When it was over, Ren slid off the crevice and lay trembling on the moss-lit shelf, fuller than he had felt since waking and more disgusted with himself than ever. He had hunted. Not scavenged, not opportunistically dissolved some insect that wandered into reach. Hunted. Chosen prey, taken a risk, and improved his position in the cave by making another living thing stop existing. The moral line mattered less in practical terms than it did emotionally. Something had shifted. Passive survival had become predation with planning attached.

The cave, naturally, rewarded this crisis with more information. The absorbed creature's instincts left behind useful impressions. Not thoughts, exactly, but tendencies his body now mirrored more easily: a better feel for narrow passages, a quicker reaction when sensing overhead movement, a new awareness that some cracks in the wall led to cooler currents and therefore possible alternate routes. Ren hated how efficient the lesson was. Violence here never came empty-handed. Every kill wanted to justify itself by being educational.

He spent the next stretch hidden in a deep seam of rock, digesting physically and mentally. Hunger was quieter now, but not absent. That too felt like a warning. Satisfaction came, then receded. There would be no final meal, no stable plateau where desire stopped gnawing. Survival in the cave seemed built on recurring need. If he wanted to live, he would hunt again.

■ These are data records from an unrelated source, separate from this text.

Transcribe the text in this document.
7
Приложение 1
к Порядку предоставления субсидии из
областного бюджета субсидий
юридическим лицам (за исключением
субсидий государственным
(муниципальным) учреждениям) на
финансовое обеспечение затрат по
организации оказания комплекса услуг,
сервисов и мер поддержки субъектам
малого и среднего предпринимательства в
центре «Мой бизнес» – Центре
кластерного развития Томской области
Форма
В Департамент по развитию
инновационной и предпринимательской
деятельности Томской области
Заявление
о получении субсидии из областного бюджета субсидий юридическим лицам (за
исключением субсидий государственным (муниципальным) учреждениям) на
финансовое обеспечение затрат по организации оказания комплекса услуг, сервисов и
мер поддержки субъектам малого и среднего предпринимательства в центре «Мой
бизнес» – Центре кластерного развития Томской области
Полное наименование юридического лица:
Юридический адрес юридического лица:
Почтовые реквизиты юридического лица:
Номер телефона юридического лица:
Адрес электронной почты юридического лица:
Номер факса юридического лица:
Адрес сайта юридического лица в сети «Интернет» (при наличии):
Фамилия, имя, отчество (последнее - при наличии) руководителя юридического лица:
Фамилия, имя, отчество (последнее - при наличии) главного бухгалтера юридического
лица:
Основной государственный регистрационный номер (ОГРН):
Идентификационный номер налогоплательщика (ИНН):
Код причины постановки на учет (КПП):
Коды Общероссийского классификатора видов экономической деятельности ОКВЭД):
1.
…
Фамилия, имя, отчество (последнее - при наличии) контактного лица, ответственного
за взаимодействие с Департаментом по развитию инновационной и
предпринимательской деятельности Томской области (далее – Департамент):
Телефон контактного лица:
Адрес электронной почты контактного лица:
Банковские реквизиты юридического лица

The knowledge sat inside him with the same cold weight as his core.

Later, while tracing a new route along a damp wall, Ren found evidence that his small victory meant very little to the ecosystem at large. A section of tunnel opened into a wider chamber marked by scratches, shed chitin, and one half-dissolved skeleton from something much larger than the cave crab-beetle. The remains had been crushed, not neatly consumed. Bits of shell were embedded in the stone itself as if by impact. Ren backed away before he understood why. Then the smell reached him, wrong in the instinctive way poison was wrong. A dominant predator had fed here recently.

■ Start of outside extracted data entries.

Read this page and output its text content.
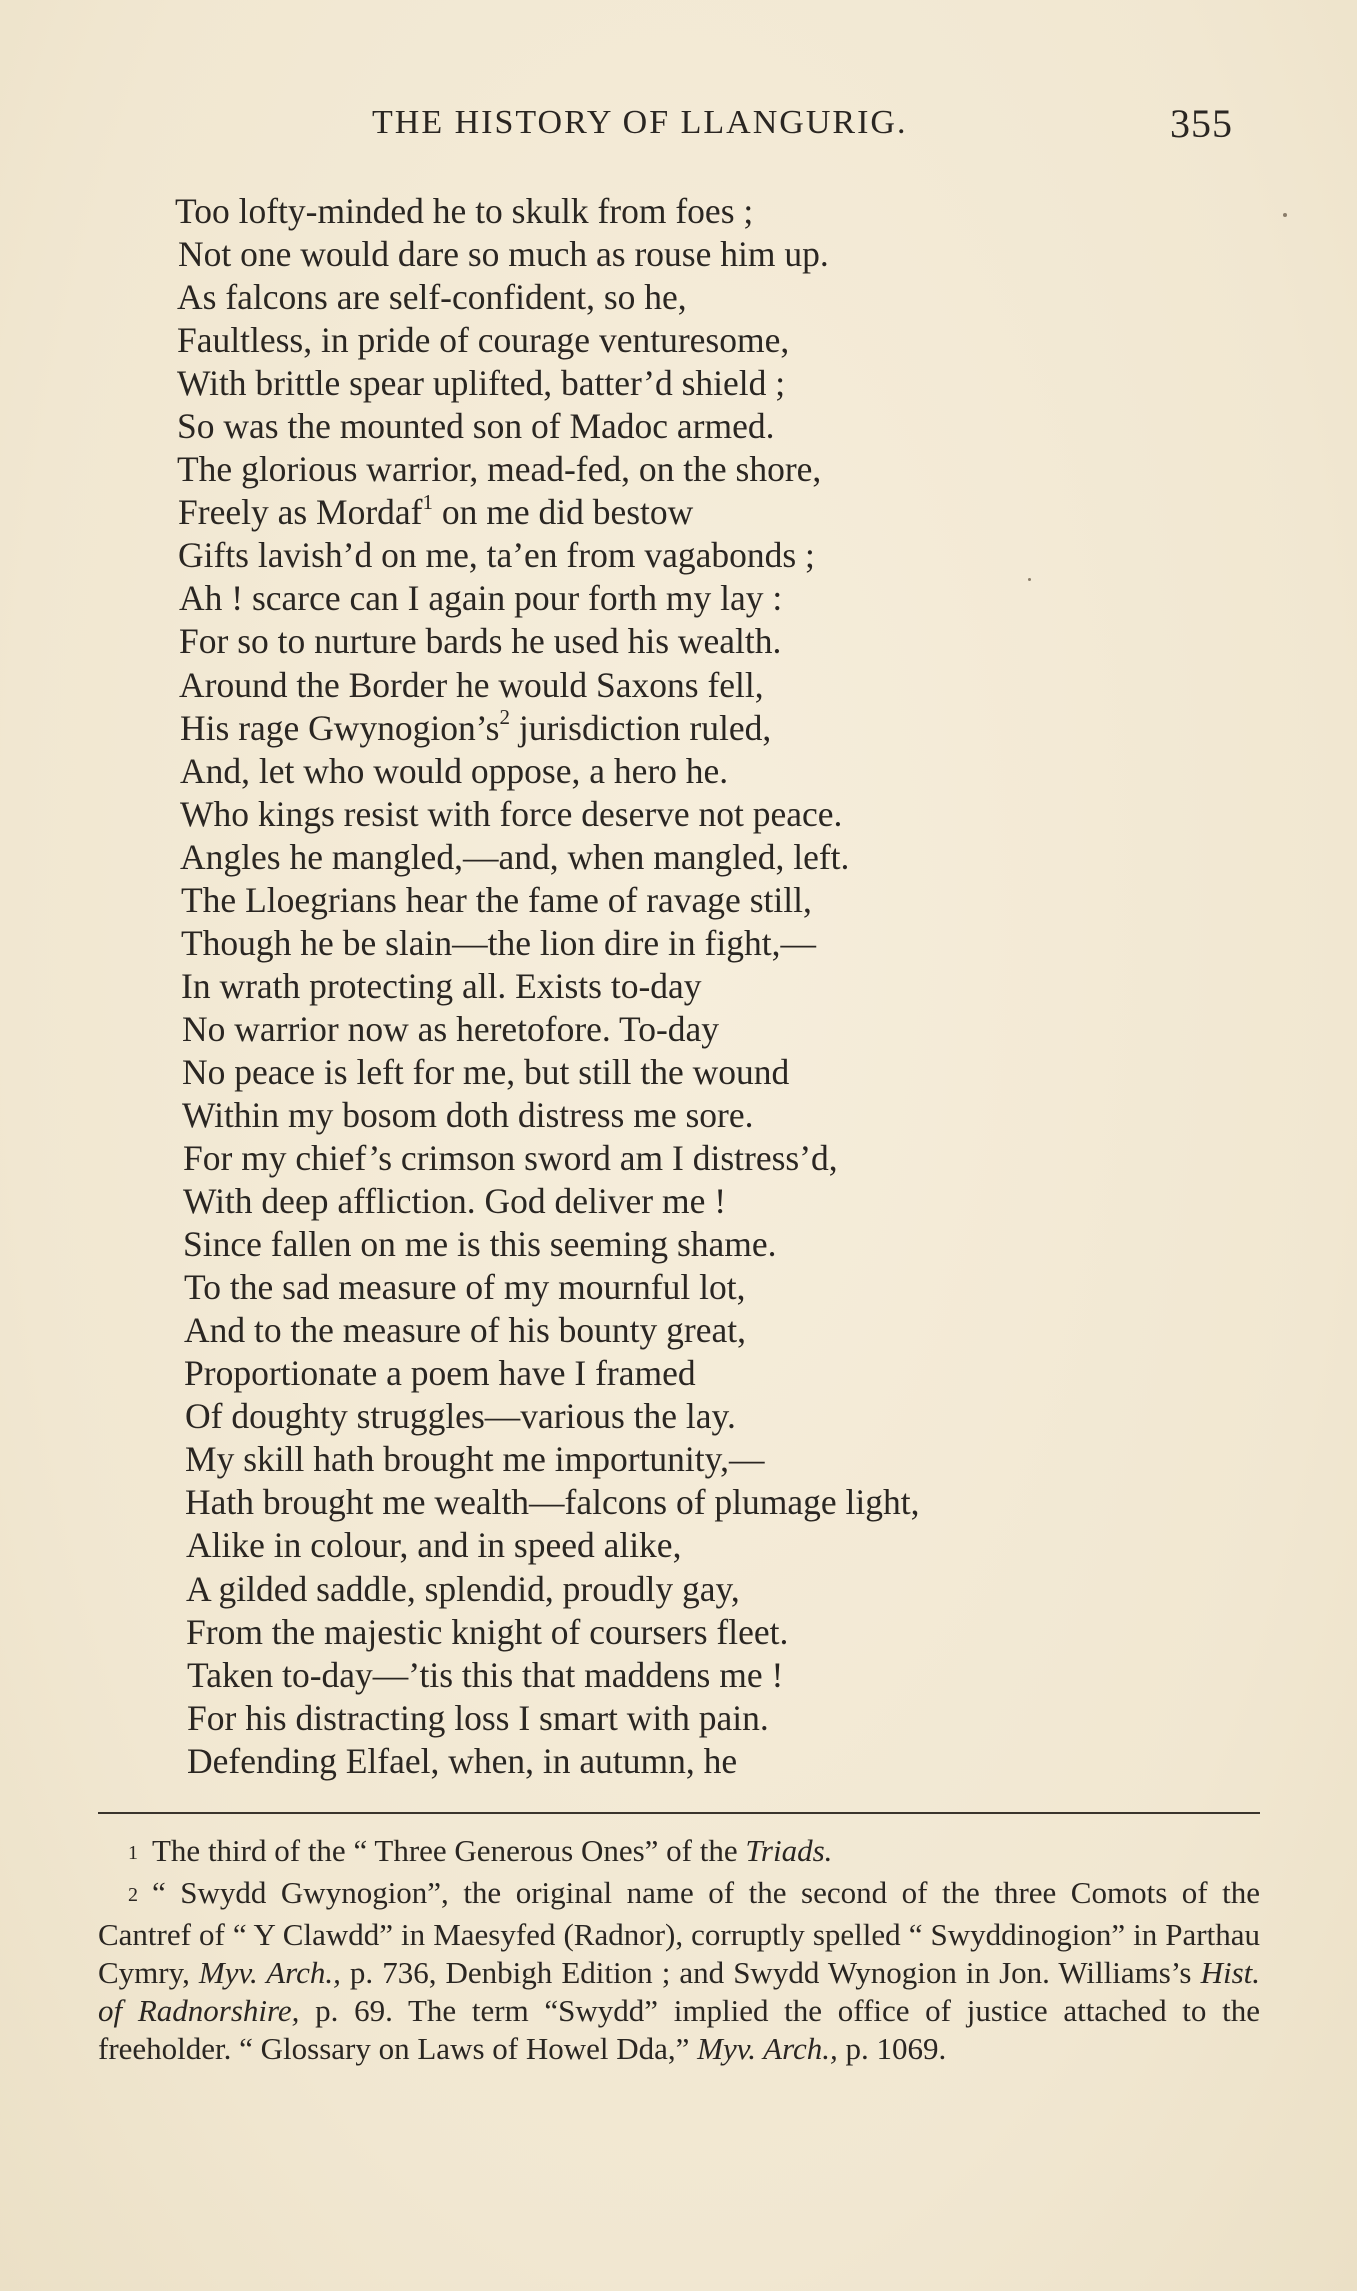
THE HISTORY OF LLANGURIG.	355
Too lofty-minded he to skulk from foes ;
Not one would dare so much as rouse him up.
As falcons are self-confident, so he,
Faultless, in pride of courage venturesome,
With brittle spear uplifted, batter’d shield ;
So was the mounted son of Madoc armed.
The glorious warrior, mead-fed, on the shore,
Freely as Mordaf$^1$ on me did bestow
Gifts lavish’d on me, ta’en from vagabonds ;
Ah ! scarce can I again pour forth my lay :
For so to nurture bards he used his wealth.
Around the Border he would Saxons fell,
His rage $Gwynogion’s^2$ jurisdiction ruled,
And, let who would oppose, a hero he.
Who kings resist with force deserve not peace.
Angles he mangled,—and, when mangled, left.
The Lloegrians hear the fame of ravage still,
Though he be slain—the lion dire in fight,—
In wrath protecting all. Exists to-day
No warrior now as heretofore. To-day
No peace is left for me, but still the wound
Within my bosom doth distress me sore.
For my chief’s crimson sword am I distress’d,
With deep affliction. God deliver me !
Since fallen on me is this seeming shame.
To the sad measure of my mournful lot,
And to the measure of his bounty great,
Proportionate a poem have I framed
Of doughty struggles—various the lay.
My skill hath brought me importunity,—
Hath brought me wealth—falcons of plumage light,
Alike in colour, and in speed alike,
A gilded saddle, splendid, proudly gay,
From the majestic knight of coursers fleet.
Taken to-day—’tis this that maddens me !
For his distracting loss I smart with pain.
Defending Elfael, when, in autumn, he

1 The third of the “ Three Generous Ones” of the Triads.

2 “ Swydd Gwynogion”, the original name of the second of the three Comots of the Cantref of “ Y Clawdd” in Maesyfed (Radnor), corruptly spelled “ Swyddinogion” in Parthau Cymry, Myv. Arch., p. 736, Denbigh Edition ; and Swydd Wynogion in Jon. Williams’s Hist. of Radnorshire, p. 69. The term “Swydd” implied the office of justice attached to the freeholder. “ Glossary on Laws of Howel Dda,” Myv. Arch., p. 1069.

He nearly made it back to cover before the vibration touched the wall. Slow. Heavy. Deliberate. Coming from below and to the left. Ren flattened into a crack so narrow his outermost layer scraped painfully thin, then held still with a concentration so intense it bordered on prayer. The thing that passed through the chamber beyond was never fully visible from his angle. He saw only a suggestion of pale armored segments, hooked limbs, and a body long enough that the scraping continued several seconds after the head must have moved on. The same species, perhaps, as the earlier tunnel predator, or something worse. He did not need classification to understand hierarchy. Whatever he had hunted today, this creature hunted hunters.

When silence returned, Ren remained hidden far longer than necessary. The first hunt had given him food and confidence. The chamber had taken the confidence back. Good. Confidence without scale was just another way to die. Eventually he emerged, moving carefully along the wall toward one of the cooler-current cracks he had learned to notice from his prey. Already he was integrating stolen instinct into decision. Already the cave was rewriting him in methods if not in motive.

He paused once before slipping into the narrow passage, looking back at the chamber where larger horrors ruled. In his first life, hunting had belonged to documentaries and menus, distant abstractions sanitized by packaging and urban convenience. Here it was intimate, ugly, and necessary. Ren did not bless it. He did not romanticize it. But as he moved deeper into the crack, belly no longer aching with starvation and mind sharpened by fear, he accepted another brutal truth. His first hunt had changed nothing about what he wanted to be. It had changed everything about what he now had to become first.